The proposed operating model, developed after studying tax administration frameworks in countries including India, Australia, Singapore, United Kingdom, and Netherlands, is expected to be implemented in phases over the next three years.
According to official assessments, Pakistan’s existing tax administration system suffers from a structural weakness because the same tax officer currently handles audit, assessment, and enforcement functions for the same taxpayer. Authorities believe this concentration of powers creates opportunities for manipulation and weakens compliance enforcement.
Under the new model, Inland Revenue operations will be divided into three separate units. The National Faceless Audit Wing (NFAW) will conduct risk-based audits through a centralized digital system where audit cases are selected through automated algorithms and tax officers remain anonymous.
The National Assessment Wing (NAW) will be responsible for issuing assessments, processing refunds, handling exemption requests, and issuing show-cause notices. The Field Operations Wing (FOW) will focus on taxpayer registration, tax base expansion, enforcement actions, prosecutions, and field verification activities.
Officials say available data highlights the scale of underreporting within the economy. Information compiled by Pakistan Revenue Automation Limited indicates that 8,697 individuals hold bank deposits worth around Rs. 750 billion despite declaring zero income. Data also shows that nearly 99 percent of individuals with deposits exceeding Rs. 10 million reported income levels significantly below what their banking transactions suggest.
The government has identified multiple revenue generation initiatives under the reform agenda, with several measures expected to begin during fiscal year 2026-27. Authorities plan to deploy automated discrepancy detection systems that will compare tax declarations with banking, property, and vehicle ownership records to identify underreporting and potential tax evasion.

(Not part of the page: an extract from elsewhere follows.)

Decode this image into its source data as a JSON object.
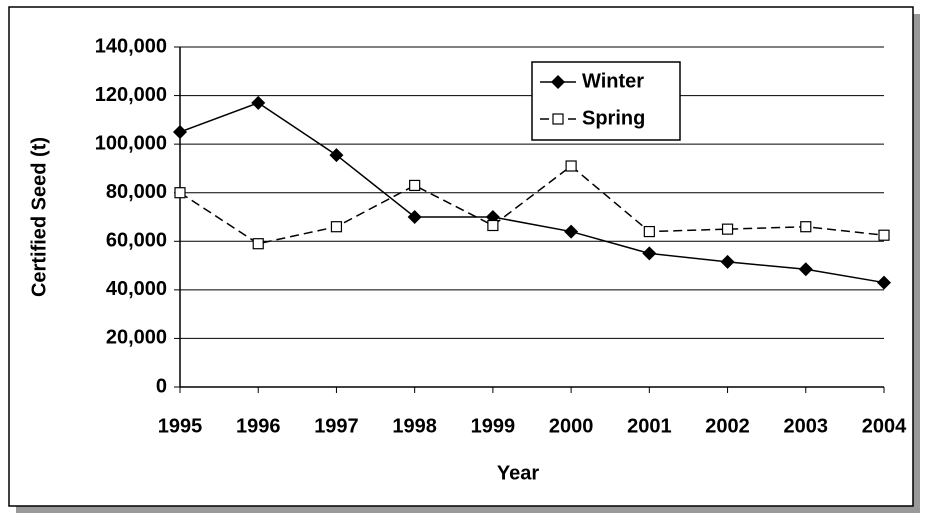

The government is also planning to introduce economic transaction restrictions that could prevent individuals from carrying out property and vehicle transactions until outstanding tax issues are resolved. At the same time, the Sales Tax Compliance System will compare digital invoicing records with monthly sales tax returns to identify ghost buyers, disappearing suppliers, and businesses involved in underreporting sales.
Within the next two years, authorities intend to establish a dedicated High Net Worth Individuals Cell to target wealthy individuals who remain outside the effective tax net. The initiative will utilize wealth profiles generated through a centralized database along with information related to utility consumption, travel records, lifestyle indicators, and field intelligence.

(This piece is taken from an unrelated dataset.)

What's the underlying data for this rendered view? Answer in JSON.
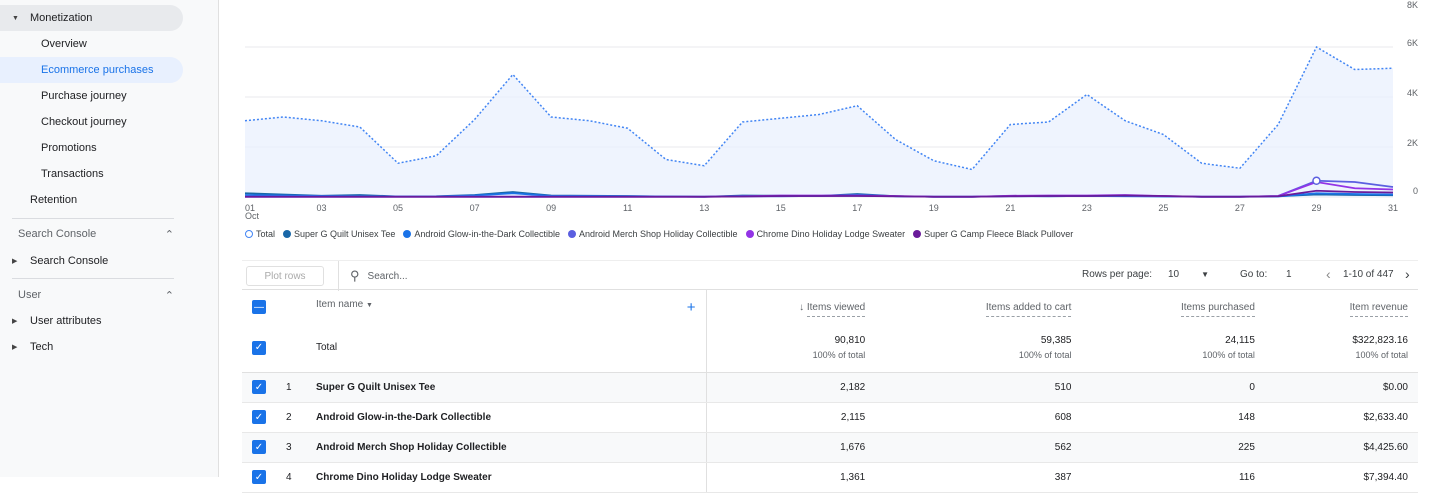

The entire framework will be supported by a Central Data Hub being developed by PRAL, which will integrate taxpayer information from organizations including National Database and Registration Authority, State Bank of Pakistan, and Securities and Exchange Commission of Pakistan. The government is also developing IRIS 3.0, a next-generation workflow and case management platform designed to support automated tax administration.

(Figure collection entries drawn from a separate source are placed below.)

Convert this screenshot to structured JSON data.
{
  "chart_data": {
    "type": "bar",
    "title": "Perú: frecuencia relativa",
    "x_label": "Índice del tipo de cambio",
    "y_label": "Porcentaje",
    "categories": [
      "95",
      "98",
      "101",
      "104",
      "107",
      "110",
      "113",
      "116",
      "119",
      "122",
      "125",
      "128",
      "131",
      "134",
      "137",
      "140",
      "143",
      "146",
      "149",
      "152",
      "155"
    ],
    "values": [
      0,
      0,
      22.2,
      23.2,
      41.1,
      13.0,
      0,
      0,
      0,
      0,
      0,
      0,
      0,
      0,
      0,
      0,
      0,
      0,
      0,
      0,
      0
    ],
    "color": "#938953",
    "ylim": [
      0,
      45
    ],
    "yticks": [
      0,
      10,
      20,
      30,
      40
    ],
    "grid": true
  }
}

Officials say future audits will originate only through AI-powered risk engines and data-driven triggers generated by the Central Data Hub, effectively ending discretionary audit selection by tax officers. Separate artificial intelligence systems for income tax and sales tax compliance will continuously monitor risks and support enforcement actions.
The proposed reforms are based on the Organisation for Economic Co-operation and Development Tax Administration 3.0 framework, which promotes digital, data-driven, and taxpayer-centric tax administration. The model also includes digital invoicing, pre-filled tax returns, automated taxpayer registration, digital payment integration, taxpayer self-service portals, and compliance reminders through SMS, email, and WhatsApp.
The government expects the new operating structure to strengthen transparency, improve tax collection, expand the tax base, and significantly reduce Pakistan’s trillion-rupee tax compliance gap over the coming years.